Sometimes Rob and Tom would come down from their office and just pat me on the back, “Jay, you’re the best in the world at assembling these holders. There’s nobody better, nobody more experienced with these things.”
It felt good to be the best in the world at something.
Unlike his smoking compadre, Tom was on a health kick. He was at the gym every day and he said his knee was sore one morning.
“This right knee, been bugging me on and off for months.”
Rob piped up, “See this,” he said flexing and extending his leg, “look at that, perfect. Never had any issues with it. And you know what I do for exercise?
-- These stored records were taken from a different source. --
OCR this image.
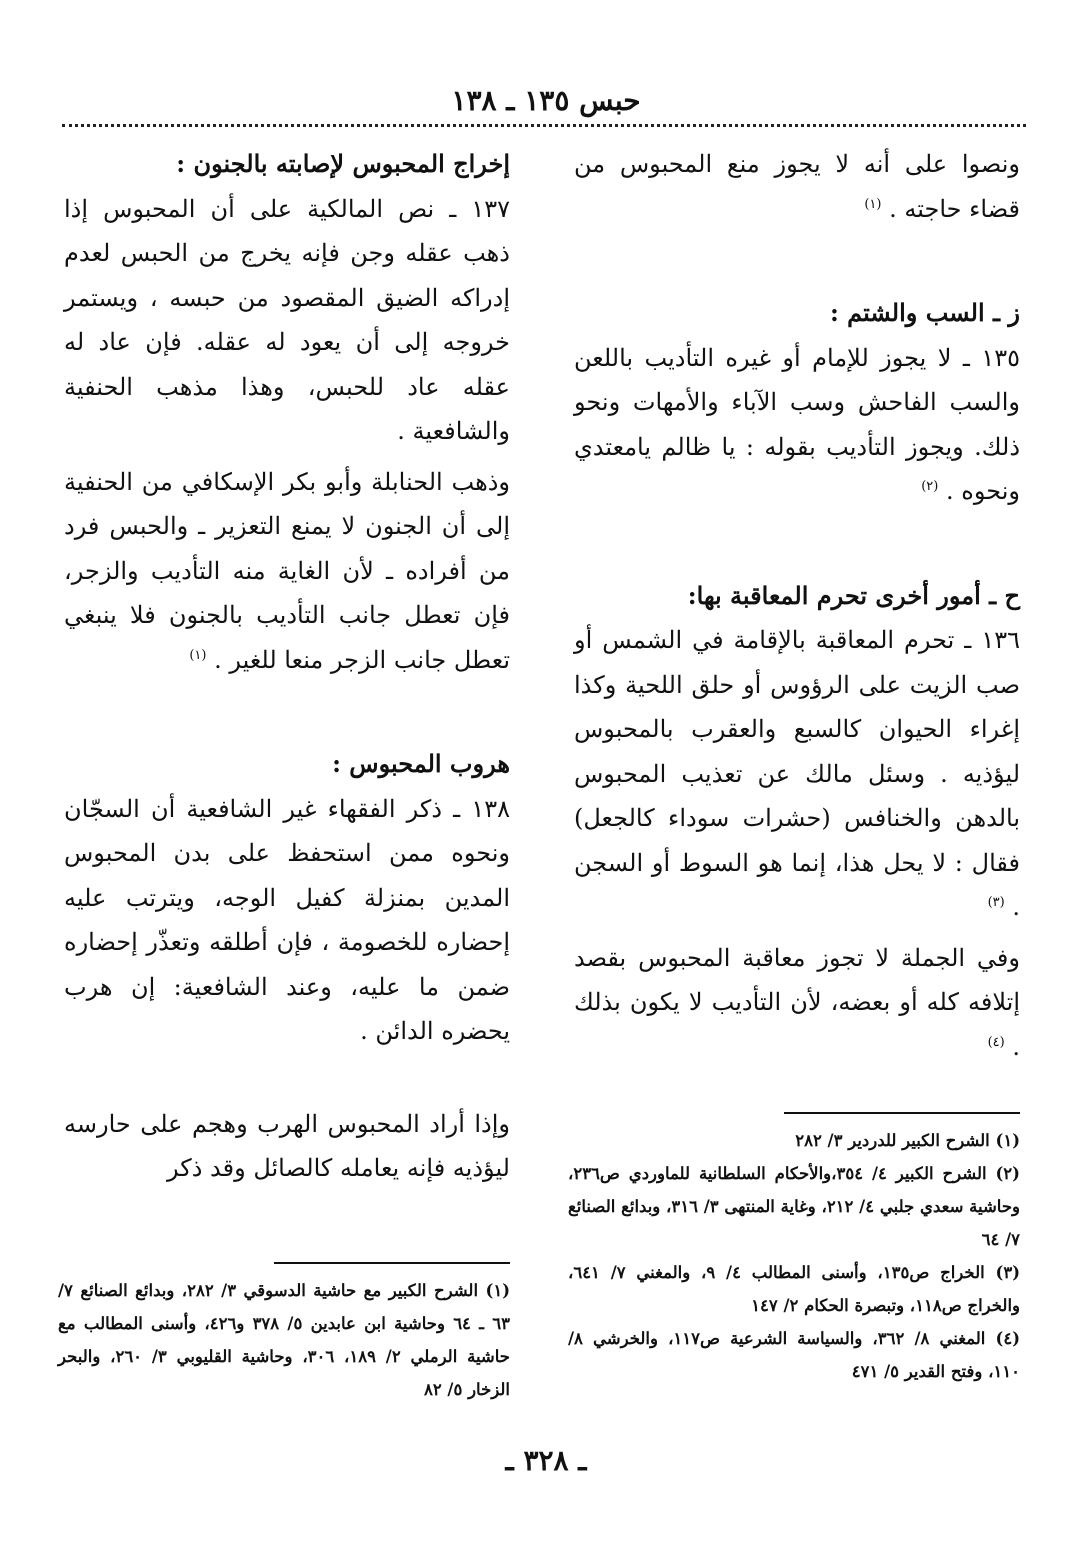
حبس ١٣٥ ـ ١٣٨

ونصوا على أنه لا يجوز منع المحبوس من قضاء حاجته . $^{(١)}$

ز ـ السب والشتم :

١٣٥ ـ لا يجوز للإمام أو غيره التأديب باللعن والسب الفاحش وسب الآباء والأمهات ونحو ذلك. ويجوز التأديب بقوله : يا ظالم يامعتدي ونحوه . $^{(٢)}$

ح ـ أمور أخرى تحرم المعاقبة بها:

١٣٦ ـ تحرم المعاقبة بالإقامة في الشمس أو صب الزيت على الرؤوس أو حلق اللحية وكذا إغراء الحيوان كالسبع والعقرب بالمحبوس ليؤذيه . وسئل مالك عن تعذيب المحبوس بالدهن والخنافس (حشرات سوداء كالجعل) فقال : لا يحل هذا، إنما هو السوط أو السجن . $^{(٣)}$

وفي الجملة لا تجوز معاقبة المحبوس بقصد إتلافه كله أو بعضه، لأن التأديب لا يكون بذلك . $^{(٤)}$

إخراج المحبوس لإصابته بالجنون :

١٣٧ ـ نص المالكية على أن المحبوس إذا ذهب عقله وجن فإنه يخرج من الحبس لعدم إدراكه الضيق المقصود من حبسه ، ويستمر خروجه إلى أن يعود له عقله. فإن عاد له عقله عاد للحبس، وهذا مذهب الحنفية والشافعية .

وذهب الحنابلة وأبو بكر الإسكافي من الحنفية إلى أن الجنون لا يمنع التعزير ـ والحبس فرد من أفراده ـ لأن الغاية منه التأديب والزجر، فإن تعطل جانب التأديب بالجنون فلا ينبغي تعطل جانب الزجر منعا للغير . $^{(١)}$

هروب المحبوس :

١٣٨ ـ ذكر الفقهاء غير الشافعية أن السجّان ونحوه ممن استحفظ على بدن المحبوس المدين بمنزلة كفيل الوجه، ويترتب عليه إحضاره للخصومة ، فإن أطلقه وتعذّر إحضاره ضمن ما عليه، وعند الشافعية: إن هرب يحضره الدائن .

وإذا أراد المحبوس الهرب وهجم على حارسه ليؤذيه فإنه يعامله كالصائل وقد ذكر

(١) الشرح الكبير للدردير ٣/ ٢٨٢

(٢) الشرح الكبير ٤/ ٣٥٤،والأحكام السلطانية للماوردي ص٢٣٦، وحاشية سعدي جلبي ٤/ ٢١٢، وغاية المنتهى ٣/ ٣١٦، وبدائع الصنائع ٧/ ٦٤

(٣) الخراج ص١٣٥، وأسنى المطالب ٤/ ٩، والمغني ٧/ ٦٤١، والخراج ص١١٨، وتبصرة الحكام ٢/ ١٤٧

(٤) المغني ٨/ ٣٦٢، والسياسة الشرعية ص١١٧، والخرشي ٨/ ١١٠، وفتح القدير ٥/ ٤٧١

(١) الشرح الكبير مع حاشية الدسوقي ٣/ ٢٨٢، وبدائع الصنائع ٧/ ٦٣ ـ ٦٤ وحاشية ابن عابدين ٥/ ٣٧٨ و٤٢٦، وأسنى المطالب مع حاشية الرملي ٢/ ١٨٩، ٣٠٦، وحاشية القليوبي ٣/ ٢٦٠، والبحر الزخار ٥/ ٨٢

ـ ٣٢٨ ـ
Nothing, absolutely nothing.”
“I did burpees this morning,” Tom said ignoring Rob as he normally did, “I think that’s what did it.”
“What’s a burpee?” Rob asked.
We looked at him and laughed.
“No really,” he said, “never heard of it.”
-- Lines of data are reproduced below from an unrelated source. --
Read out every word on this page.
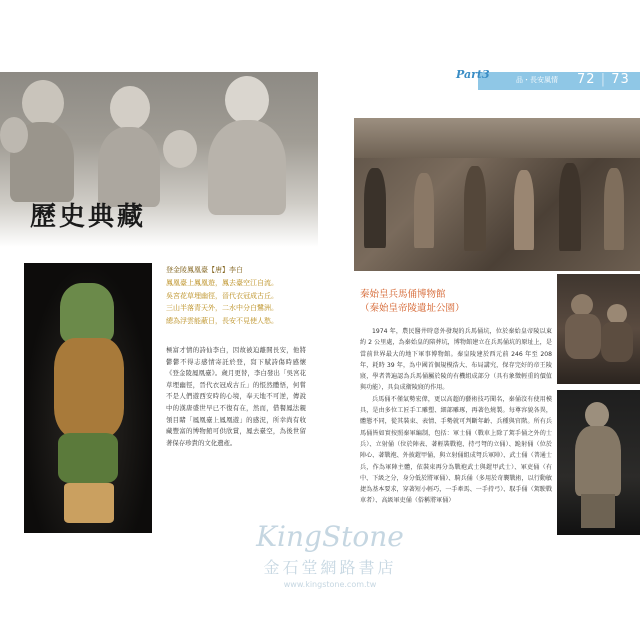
歷史典藏
登金陵鳳凰臺【唐】李白
鳳凰臺上鳳凰遊，鳳去臺空江自流。
吳宮花草埋幽徑，晉代衣冠成古丘。
三山半落青天外，二水中分白鷺洲。
總為浮雲能蔽日，長安不見使人愁。
極富才情的詩仙李白，因故被迫離開長安，他將鬱鬱不得志感情寄託於登，寫下賦詩傷時感懷《登金陵鳳凰臺》。歲月更替，李白發出「吳宮花草埋幽徑，晉代衣冠成古丘」的悵然體悟，何嘗不是人們遊西安時的心境，奉天地不可逆，傳說中的漢唐盛世早已不復有在，然而，借餐鳳法親領目睹「鳳凰臺上鳳凰遊」的感況，所幸尚有收藏豐富的博物館可供欣賞，鳳去臺空，為後世留著保存珍貴的文化遺產。
Part3	品・長安風情 72 | 73
秦始皇兵馬俑博物館
（秦始皇帝陵遺址公園）

1974 年，農民醫井時意外發現的兵馬俑坑，位於秦始皇帝陵以東約 2 公里處，為秦始皇的陪葬坑，博物館建立在兵馬俑坑的原址上，是當前世界最大的地下軍事博物館。秦皇陵建於西元前 246 年至 208 年，耗時 39 年，為中國首個規模浩大、布局講究，保存完好的帝王陵寢，學者普遍認為兵馬俑屬於陵的有機組成部分（具有象徵輕重的價值與功能），具負成衛陵寢的作用。

兵馬俑不僅氣勢宏偉，更以高超的藝術技巧聞名，秦俑沒有使用模具，是由多位工匠手工雕塑、細部雕琢，再著色燒製。每尊容貌各異，體態不同，從其裝束、表情、手勢就可判斷年齡、兵種與官階。所有兵馬俑皆如實按照秦軍編制，包括：軍士俑（戰車上除了駕手俑之外的士兵）、立射俑（位於陣表、著輕裝戰袍、持弓弩的立俑）、跪射俑（位於陣心、著戰袍、外披鎧甲俑，與立射俑組成弩兵軍陣）、武士俑（普通士兵，作為軍陣主體，依裝束再分為戰袍武士與鎧甲武士）、軍吏俑（有中、下級之分，身分低於將軍俑）、騎兵俑（多用於奇襲戰術，以行動敏捷為基本要求，穿著短小輕巧，一手牽馬、一手持弓）、馭手俑（駕駛戰車者）、高級軍吏俑（俗稱將軍俑）

KingStone
金石堂網路書店
www.kingstone.com.tw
Tom demonstrated a burpee and Rob just watched, a fag hanging out of his mouth and the corner of his lip raised.
“What the fuck was that?” he said, “that looks stupid as fuck.”
Tom told me I distract Rob because Rob, he believed, was what they call a child. When focused, he could punch out work and get things done like nothing you ever saw, but you had to keep him focused. He was also just as capable as doing jack for weeks at time, and this magically coincided with the weeks I had been spending there.
“When you first meet Rob, you think he’s just some geezer,” Tom said. “Then you actually get speaking with him, and you realise he knows more about sustainability than anyone you’ve ever met.”
Rob too spoke affectionately about Tom.
“Tom is a prick. But everyone needs a prick, don’t they? I use him, the prick.”
Tom was from old school English lineage with relatives in high places and castles. Rob loved to make fun of the way Tom mentioned what school he went to and who he’d known back from his days at Oxford or Cambridge or Eton or wherever. Tom told him to fuck off when he did, but telling Rob to fuck off was a futile enterprise.
There was a time when I moored the boat too tightly and the water changed levels. I came back in the afternoon to a slanted boat. The water had dropped to such a degree half the boat closest to the bank was sitting on the canal floor. So for two nights, I just slept on a tilt, waking every few hour or so on the floor, then climbing back on the mattress again.